Ambrose was trying his muscles. Eighteen, it was only natural. But there was more than that gnawing at Jack. The war was over, or so we thought. An accord had been signed, the Treaty of Amiens, that everyone believed was a Godsend until they woke up to Boney’s wiles and realized it was a five-minute wonder. With peace breaking out Jack expected business to grow livelier, but the opposite had happened. People who had grown bored with giving balls and dinners in London went off in great flocks to Paris and the bell over the door of the Pink Lemon fell very quiet. We lived carefully and we were managing well enough but the question of money came between us that winter and after that it never really went away. Jack thought I was holding out on him.

Since Papi’s death I had a small income of my own and I wasn’t willing to throw all of it into the Pink Lemon. Jack often enough made his plans and decisions without consulting me so I felt entitled to do likewise. Some of my money was invested in the Surrey Iron Railway. It was for my old age. I was twenty-seven and childless and, unlike my mother, I’d have no kindly brother-in-law to take me in when the time came. Then there was my book. I was almost done writing, but for want of a patron I knew I’d have to meet the cost of printing it. Money wasted, Jack thought.

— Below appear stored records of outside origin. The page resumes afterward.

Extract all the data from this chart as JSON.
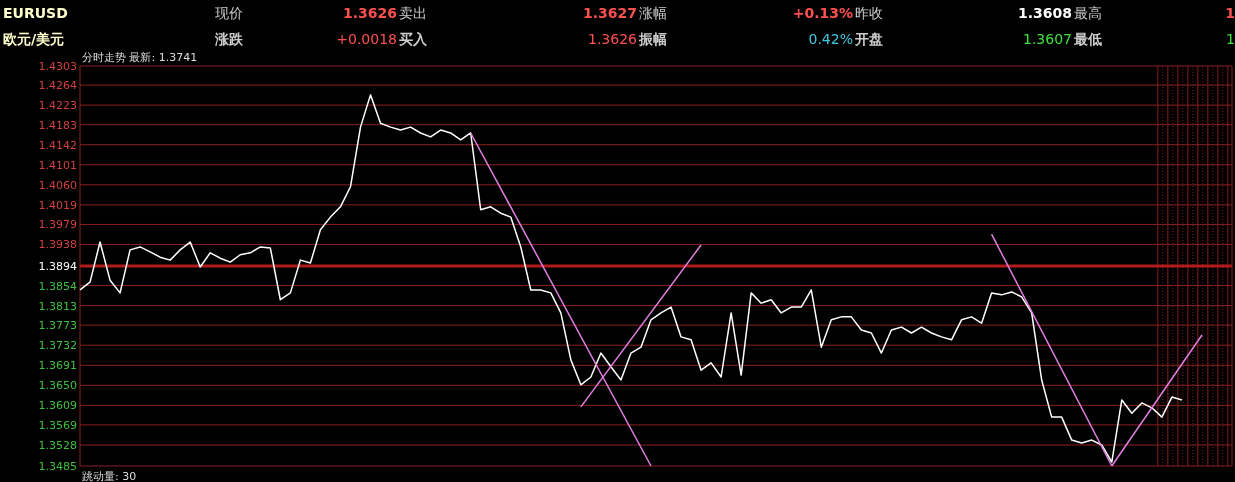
{
  "chart_data": {
    "type": "line",
    "annotations": [
      "EURUSD",
      "现价",
      "1.3626",
      "卖出",
      "1.3627",
      "涨幅",
      "+0.13%",
      "昨收",
      "1.3608",
      "最高",
      "1",
      "欧元/美元",
      "涨跌",
      "+0.0018",
      "买入",
      "1.3626",
      "振幅",
      "0.42%",
      "开盘",
      "1.3607",
      "最低",
      "1",
      "分时走势  最新: 1.3741",
      "跳动量: 30"
    ],
    "categories": [
      null,
      null,
      null,
      null,
      null,
      null,
      null,
      null,
      null,
      null,
      null,
      null,
      null,
      null,
      null,
      null,
      null,
      null,
      null,
      null,
      null,
      null,
      null,
      null,
      null,
      null,
      null,
      null,
      null,
      null,
      null,
      null,
      null,
      null,
      null,
      null,
      null,
      null,
      null,
      null,
      null,
      null,
      null,
      null,
      null,
      null,
      null,
      null,
      null,
      null,
      null,
      null,
      null,
      null,
      null,
      null,
      null,
      null,
      null,
      null,
      null,
      null,
      null,
      null,
      null,
      null,
      null,
      null,
      null,
      null,
      null,
      null,
      null,
      null,
      null,
      null,
      null,
      null,
      null,
      null,
      null,
      null,
      null,
      null,
      null,
      null,
      null,
      null,
      null,
      null,
      null,
      null,
      null,
      null,
      null,
      null,
      null,
      null,
      null,
      null,
      null,
      null,
      null,
      null,
      null,
      null,
      null,
      null,
      null,
      null,
      null,
      null,
      null,
      null,
      null,
      null
    ],
    "series": [
      {
        "color": "#ffffff",
        "values": [
          1.3845,
          1.3861,
          1.3943,
          1.3865,
          1.3839,
          1.3927,
          1.3933,
          1.3923,
          1.3912,
          1.3906,
          1.3927,
          1.3943,
          1.3892,
          1.3921,
          1.391,
          1.3902,
          1.3917,
          1.3921,
          1.3933,
          1.3931,
          1.3825,
          1.3839,
          1.3906,
          1.39,
          1.3968,
          1.3994,
          1.4015,
          1.4056,
          1.4178,
          1.4244,
          1.4186,
          1.4178,
          1.4172,
          1.4178,
          1.4166,
          1.4158,
          1.4172,
          1.4166,
          1.4152,
          1.4166,
          1.4009,
          1.4015,
          1.4002,
          1.3994,
          1.3933,
          1.3845,
          1.3845,
          1.3839,
          1.3798,
          1.3702,
          1.3651,
          1.3667,
          1.3716,
          1.3688,
          1.3661,
          1.3716,
          1.3728,
          1.3784,
          1.3798,
          1.381,
          1.3749,
          1.3743,
          1.3681,
          1.3696,
          1.3667,
          1.3798,
          1.3671,
          1.3839,
          1.3818,
          1.3825,
          1.3798,
          1.381,
          1.381,
          1.3845,
          1.3728,
          1.3784,
          1.379,
          1.379,
          1.3763,
          1.3757,
          1.3716,
          1.3763,
          1.3769,
          1.3757,
          1.3769,
          1.3757,
          1.3749,
          1.3743,
          1.3784,
          1.379,
          1.3777,
          1.3839,
          1.3835,
          1.3841,
          1.3831,
          1.3798,
          1.3661,
          1.3585,
          1.3585,
          1.3538,
          1.3532,
          1.3538,
          1.3528,
          1.3493,
          1.362,
          1.3593,
          1.3614,
          1.3604,
          1.3585,
          1.3626,
          1.362,
          null,
          null,
          null,
          null,
          null
        ]
      },
      {
        "type": "line",
        "color": "#e080e0",
        "values": [
          null,
          null,
          null,
          null,
          null,
          null,
          null,
          null,
          null,
          null,
          null,
          null,
          null,
          null,
          null,
          null,
          null,
          null,
          null,
          null,
          null,
          null,
          null,
          null,
          null,
          null,
          null,
          null,
          null,
          null,
          null,
          null,
          null,
          null,
          null,
          null,
          null,
          null,
          null,
          1.4166,
          null,
          null,
          null,
          null,
          null,
          null,
          null,
          null,
          null,
          null,
          null,
          null,
          null,
          null,
          null,
          null,
          null,
          1.3485,
          null,
          null,
          null,
          null,
          null,
          null,
          null,
          null,
          null,
          null,
          null,
          null,
          null,
          null,
          null,
          null,
          null,
          null,
          null,
          null,
          null,
          null,
          null,
          null,
          null,
          null,
          null,
          null,
          null,
          null,
          null,
          null,
          null,
          null,
          null,
          null,
          null,
          null,
          null,
          null,
          null,
          null,
          null,
          null,
          null,
          null,
          null,
          null,
          null,
          null,
          null,
          null,
          null,
          null,
          null,
          null,
          null,
          null
        ]
      },
      {
        "type": "line",
        "color": "#e080e0",
        "values": [
          null,
          null,
          null,
          null,
          null,
          null,
          null,
          null,
          null,
          null,
          null,
          null,
          null,
          null,
          null,
          null,
          null,
          null,
          null,
          null,
          null,
          null,
          null,
          null,
          null,
          null,
          null,
          null,
          null,
          null,
          null,
          null,
          null,
          null,
          null,
          null,
          null,
          null,
          null,
          null,
          null,
          null,
          null,
          null,
          null,
          null,
          null,
          null,
          null,
          null,
          1.3606,
          null,
          null,
          null,
          null,
          null,
          null,
          null,
          null,
          null,
          null,
          null,
          1.3937,
          null,
          null,
          null,
          null,
          null,
          null,
          null,
          null,
          null,
          null,
          null,
          null,
          null,
          null,
          null,
          null,
          null,
          null,
          null,
          null,
          null,
          null,
          null,
          null,
          null,
          null,
          null,
          null,
          null,
          null,
          null,
          null,
          null,
          null,
          null,
          null,
          null,
          null,
          null,
          null,
          null,
          null,
          null,
          null,
          null,
          null,
          null,
          null,
          null,
          null,
          null,
          null,
          null
        ]
      },
      {
        "type": "line",
        "color": "#e080e0",
        "values": [
          null,
          null,
          null,
          null,
          null,
          null,
          null,
          null,
          null,
          null,
          null,
          null,
          null,
          null,
          null,
          null,
          null,
          null,
          null,
          null,
          null,
          null,
          null,
          null,
          null,
          null,
          null,
          null,
          null,
          null,
          null,
          null,
          null,
          null,
          null,
          null,
          null,
          null,
          null,
          null,
          null,
          null,
          null,
          null,
          null,
          null,
          null,
          null,
          null,
          null,
          null,
          null,
          null,
          null,
          null,
          null,
          null,
          null,
          null,
          null,
          null,
          null,
          null,
          null,
          null,
          null,
          null,
          null,
          null,
          null,
          null,
          null,
          null,
          null,
          null,
          null,
          null,
          null,
          null,
          null,
          null,
          null,
          null,
          null,
          null,
          null,
          null,
          null,
          null,
          null,
          null,
          1.3959,
          null,
          null,
          null,
          null,
          null,
          null,
          null,
          null,
          null,
          null,
          null,
          1.3485,
          null,
          null,
          null,
          null,
          null,
          null,
          null,
          null,
          null,
          null,
          null,
          null
        ]
      },
      {
        "type": "line",
        "color": "#e080e0",
        "values": [
          null,
          null,
          null,
          null,
          null,
          null,
          null,
          null,
          null,
          null,
          null,
          null,
          null,
          null,
          null,
          null,
          null,
          null,
          null,
          null,
          null,
          null,
          null,
          null,
          null,
          null,
          null,
          null,
          null,
          null,
          null,
          null,
          null,
          null,
          null,
          null,
          null,
          null,
          null,
          null,
          null,
          null,
          null,
          null,
          null,
          null,
          null,
          null,
          null,
          null,
          null,
          null,
          null,
          null,
          null,
          null,
          null,
          null,
          null,
          null,
          null,
          null,
          null,
          null,
          null,
          null,
          null,
          null,
          null,
          null,
          null,
          null,
          null,
          null,
          null,
          null,
          null,
          null,
          null,
          null,
          null,
          null,
          null,
          null,
          null,
          null,
          null,
          null,
          null,
          null,
          null,
          null,
          null,
          null,
          null,
          null,
          null,
          null,
          null,
          null,
          null,
          null,
          null,
          1.3485,
          null,
          null,
          null,
          null,
          null,
          null,
          null,
          null,
          1.3753,
          null,
          null,
          null
        ]
      }
    ],
    "ylim": [
      1.3485,
      1.4303
    ],
    "yticks": [
      1.4303,
      1.4264,
      1.4223,
      1.4183,
      1.4142,
      1.4101,
      {
        "value": 1.406,
        "label": "1.4060"
      },
      1.4019,
      1.3979,
      1.3938,
      1.3894,
      1.3854,
      1.3813,
      1.3773,
      1.3732,
      1.3691,
      {
        "value": 1.365,
        "label": "1.3650"
      },
      1.3609,
      1.3569,
      1.3528,
      1.3485
    ],
    "ref_lines": [
      {
        "axis": "y",
        "value": 1.3894,
        "color": "#b01c1c"
      }
    ],
    "grid": "y",
    "marker": "none",
    "line_style": "solid"
  }
}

He said, ‘I’m damned if I know where you get your giddy ideas. You ought to be helping me through a bad patch, not throwing brass away on story books. And you ought to set your mind to giving me a little lad of my own.’

I said, ‘Set my mind to it? Is that where you think the deficiency lies? That my babies come off unfinished because I don’t apply myself? Don’t you know anything?’